Reply to comment by askingforhelp1111 in [D] Speed up HuggingFace Inference Pipeline by [deleted]

Depends on what models you are using but for most transformers, running on GPUs may be much more efficient than CPUs when you consider $ / M inferences (or inf/$).

Are there specific EC2 instances you have to use or can you deploy on any EC2 instance?

machineko t1_j8b0zyv wrote on February 13, 2023 at 12:04 AM

Reply to [D] Speed up HuggingFace Inference Pipeline by [deleted]

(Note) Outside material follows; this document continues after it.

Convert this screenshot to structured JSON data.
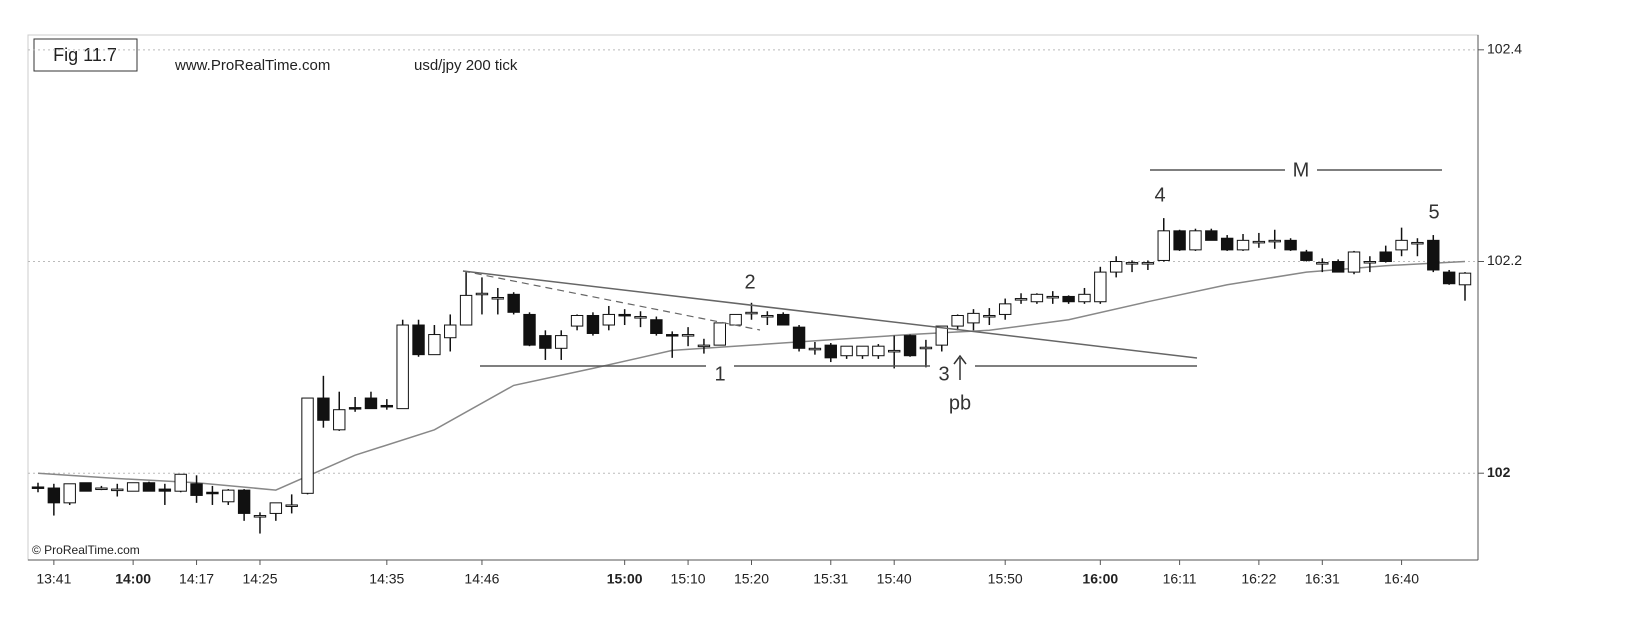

Are you interested in reducing the latency or just cutting down the cost? Can you run the workload on GPUs instead?

For BERT-type models, doing some compression and using inference libraries can easily get you 5-10x speedup. If interested, I'd be happy to share more resources on this.

machineko t1_j048ay1 wrote on December 13, 2022 at 11:19 PM

Reply to comment by gyurisc in [D] Cloud providers for hobby use by gyurisc

You can start out by looking at deploying stable diffusion models with accelerated inference (https://github.com/stochasticai/x-stable-diffusion). You normally want to be containerizing the models when you deploy them, easier to maintain and scale. DM me if you have any questions.

machineko t1_iz7x0mh wrote on December 7, 2022 at 3:05 AM

Reply to [D] Is there an affordable way to host a diffusers Stable Diffusion model publicly on the Internet for "real-time"-inference? (CPU or Serverless GPU?) by OkOkPlayer

How "cheap" does it have to be?

Cheapest would be to deploy it on your own using: https://github.com/stochasticai/x-stable-diffusion. Let me if you need more help on real-time inference.

machineko t1_iyisdnp wrote on December 1, 2022 at 6:38 PM

Reply to [D] Cloud providers for hobby use by gyurisc

It would be nice if you can try out stochastic.ai and provide suggestions on how to improve it. I'd be happy to explain how to build ML cloud infrastructure yourself too.

machineko t1_ixzkdbt wrote on November 27, 2022 at 4:59 PM

Reply to [D]deploy stable diffusion by Dense_History_1786

AWS Lambda provides serverless but you do not need serverless to make something scalable, if you are referring to scaling from single to multiple GPUs as your workload grows.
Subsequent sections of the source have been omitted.